After flying from Anchorage to Fort Lauderdale via Minneapolis, the suspected gunman retrieved his one checked bag from the claim area of the Fort Lauderdale airport’s Terminal 2. Inside the bag was a gun, which he took into a bathroom to load before returning to the baggage claim area and firing at random into the crowd.

Federal law permits the transport of unloaded firearms and ammunition in checked baggage. PoliceOne, a law enforcement publication, broke down the finer points of the law in a post you can find here

“This guy found a way to exploit a weakness in the system,” a travel analyst told the Associated Press.

Asked by the AP whether the Fort Lauderdale shooting will prompt a review of Transportation Security Administration rules regarding traveling with firearms, an agency spokesperson declined to comment.


A Florida lawmaker responded to the shooting by promoting his bill allowing loaded guns in airports.

A committee of the state Senate is schedule to take up a bill later this month that would repeal bans on carrying guns into sensitive areas. Along with legislative meetings, elementary and secondary schools, and college campuses, the nonsecure areas of airport terminals are among the public spaces that would be opened to concealed firearms if the measure passes.

“My first thoughts and prayers are with the families of the victims,” Greg Steube, the legislation’s sponsor, told a Florida paper on Friday night. “But this goes back to the fact why I’ve been working against gun-free zones for the past three years.”

Florida and five other states currently ban the carrying of weapons in the common areas of airports, according to Florida Carry, a gun-rights group. In 2014, Georgia enacted a law that allows residents with a concealed carry permit to bring guns into most unsecured sections of airports. Last month, Ohio Governor John Kasich signed into law a bill that repealed a ban on the carrying of guns in the public areas of airport terminals.


Several of the victims were about to start a vacation when they were gunned down.

Though the authorities have not yet publicly confirmed the identities of the five people who lost their lives, relatives and friends have named four of them in news reports and on social media.

Michael Oehme, in his mid-50s, who lived in Council Bluffs, Iowa, was in south Florida to embark on a cruise with his wife, Kari Slosser Oehme, when he was killed. Kari, 55, was also shot; she is expected to survive.

Olga Woltering, 84, of Marietta, Georgia, was also headed for a cruise with her spouse when she was killed, according to fellow parishioners at Transfiguration Catholic Church. Her husband, Ralph, has not been named as one of the victims.

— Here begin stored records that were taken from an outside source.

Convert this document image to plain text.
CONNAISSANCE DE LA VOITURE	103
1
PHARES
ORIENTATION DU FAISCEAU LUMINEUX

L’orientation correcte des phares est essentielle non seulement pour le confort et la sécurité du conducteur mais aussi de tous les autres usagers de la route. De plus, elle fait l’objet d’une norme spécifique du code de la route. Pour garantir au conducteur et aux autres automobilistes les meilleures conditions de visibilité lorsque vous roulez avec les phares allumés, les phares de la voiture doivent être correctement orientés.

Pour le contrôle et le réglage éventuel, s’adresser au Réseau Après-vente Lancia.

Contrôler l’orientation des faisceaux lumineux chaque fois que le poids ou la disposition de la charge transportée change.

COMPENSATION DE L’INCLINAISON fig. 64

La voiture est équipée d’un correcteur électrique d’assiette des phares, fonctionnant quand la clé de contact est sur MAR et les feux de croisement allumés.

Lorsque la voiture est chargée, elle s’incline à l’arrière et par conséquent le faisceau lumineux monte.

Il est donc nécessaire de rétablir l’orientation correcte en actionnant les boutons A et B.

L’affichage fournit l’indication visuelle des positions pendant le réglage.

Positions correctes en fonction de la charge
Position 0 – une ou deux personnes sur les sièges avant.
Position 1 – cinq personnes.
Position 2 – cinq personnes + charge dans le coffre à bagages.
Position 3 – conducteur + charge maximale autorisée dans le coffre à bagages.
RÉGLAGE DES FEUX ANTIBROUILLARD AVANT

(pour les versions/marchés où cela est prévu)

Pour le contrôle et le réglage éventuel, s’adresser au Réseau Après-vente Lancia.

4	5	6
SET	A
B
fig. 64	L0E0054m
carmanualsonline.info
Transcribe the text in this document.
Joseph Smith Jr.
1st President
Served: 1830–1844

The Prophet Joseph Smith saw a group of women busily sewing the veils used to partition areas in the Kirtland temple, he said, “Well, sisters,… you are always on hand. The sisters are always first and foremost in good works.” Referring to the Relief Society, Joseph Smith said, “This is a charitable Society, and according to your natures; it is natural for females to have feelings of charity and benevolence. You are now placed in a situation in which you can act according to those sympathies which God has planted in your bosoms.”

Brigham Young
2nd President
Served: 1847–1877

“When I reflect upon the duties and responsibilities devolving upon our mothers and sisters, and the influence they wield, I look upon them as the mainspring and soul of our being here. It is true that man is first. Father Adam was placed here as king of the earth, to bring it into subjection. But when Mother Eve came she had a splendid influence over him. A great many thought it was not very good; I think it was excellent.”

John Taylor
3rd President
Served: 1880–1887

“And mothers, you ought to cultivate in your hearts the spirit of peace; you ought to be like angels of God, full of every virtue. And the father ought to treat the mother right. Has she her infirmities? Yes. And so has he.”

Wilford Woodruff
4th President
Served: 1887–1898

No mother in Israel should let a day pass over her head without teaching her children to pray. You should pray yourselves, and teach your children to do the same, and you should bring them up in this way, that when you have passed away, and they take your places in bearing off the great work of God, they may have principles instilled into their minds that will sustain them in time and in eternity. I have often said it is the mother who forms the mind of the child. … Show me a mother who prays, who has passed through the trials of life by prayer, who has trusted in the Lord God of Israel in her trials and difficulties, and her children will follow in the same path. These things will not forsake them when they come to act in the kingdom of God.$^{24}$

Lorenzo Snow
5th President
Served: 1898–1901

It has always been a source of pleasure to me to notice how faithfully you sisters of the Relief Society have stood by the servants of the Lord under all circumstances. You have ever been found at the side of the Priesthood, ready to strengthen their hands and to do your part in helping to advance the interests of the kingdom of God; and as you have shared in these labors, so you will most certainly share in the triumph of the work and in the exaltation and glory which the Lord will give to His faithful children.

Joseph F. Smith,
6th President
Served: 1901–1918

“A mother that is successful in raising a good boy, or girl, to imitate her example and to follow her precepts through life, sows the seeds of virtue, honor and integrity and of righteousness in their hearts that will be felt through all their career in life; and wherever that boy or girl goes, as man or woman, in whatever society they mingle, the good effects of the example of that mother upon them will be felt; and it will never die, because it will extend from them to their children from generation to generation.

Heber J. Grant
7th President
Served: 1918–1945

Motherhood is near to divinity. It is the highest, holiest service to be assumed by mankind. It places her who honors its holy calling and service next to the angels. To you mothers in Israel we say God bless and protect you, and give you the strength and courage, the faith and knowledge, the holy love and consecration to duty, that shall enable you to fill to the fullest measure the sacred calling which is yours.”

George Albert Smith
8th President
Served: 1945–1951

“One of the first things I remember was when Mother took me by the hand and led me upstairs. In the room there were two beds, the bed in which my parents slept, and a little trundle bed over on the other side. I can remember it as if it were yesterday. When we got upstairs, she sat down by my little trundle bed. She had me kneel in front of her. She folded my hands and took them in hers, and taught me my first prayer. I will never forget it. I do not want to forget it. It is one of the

Shirley Timmons, 70, of Senecaville, Ohio, was scheduled to join the rest of her family on a cruise when she was fatally shot. Her husband Steve, 70, was traveling with her; he was also shot and required emergency surgery. The couple was about to celebrate their 51st wedding anniversary on January 28.

Terry Andres, 62, of Virginia was about to start a vacation with his wife when he was fatally shot. His wife was unharmed. When Virginia Governor Terry McAuliffe learned one of the victims was from his state, he said, “We’ve got to get to the bottom of the gun violence going on in the country.”


This was the sixth multiple-casualty shooting of 2017.

There have been as many mass-casualty shootings as days in the New Year, according to Gun Violence Archive.

  • On January 4, three people were killed and one person was wounded when a 73-year-old man in Fresno, California, opened fire on family members.
  • On January 3, four people were wounded when a dispute over a vandalized car that began on Facebook escalated to gunfire in Allen, Texas.
  • On New Year’s Day, five people were wounded in a shooting in a restaurant parking lot in Winstonville, Mississippi.
  • In a second New Year’s incident, seven people were wounded when someone in a car opened fire outside a home in Miami.
  • A third mass-casualty shooting on January 1 left one person dead and three injured at a banquet hall in Dallas.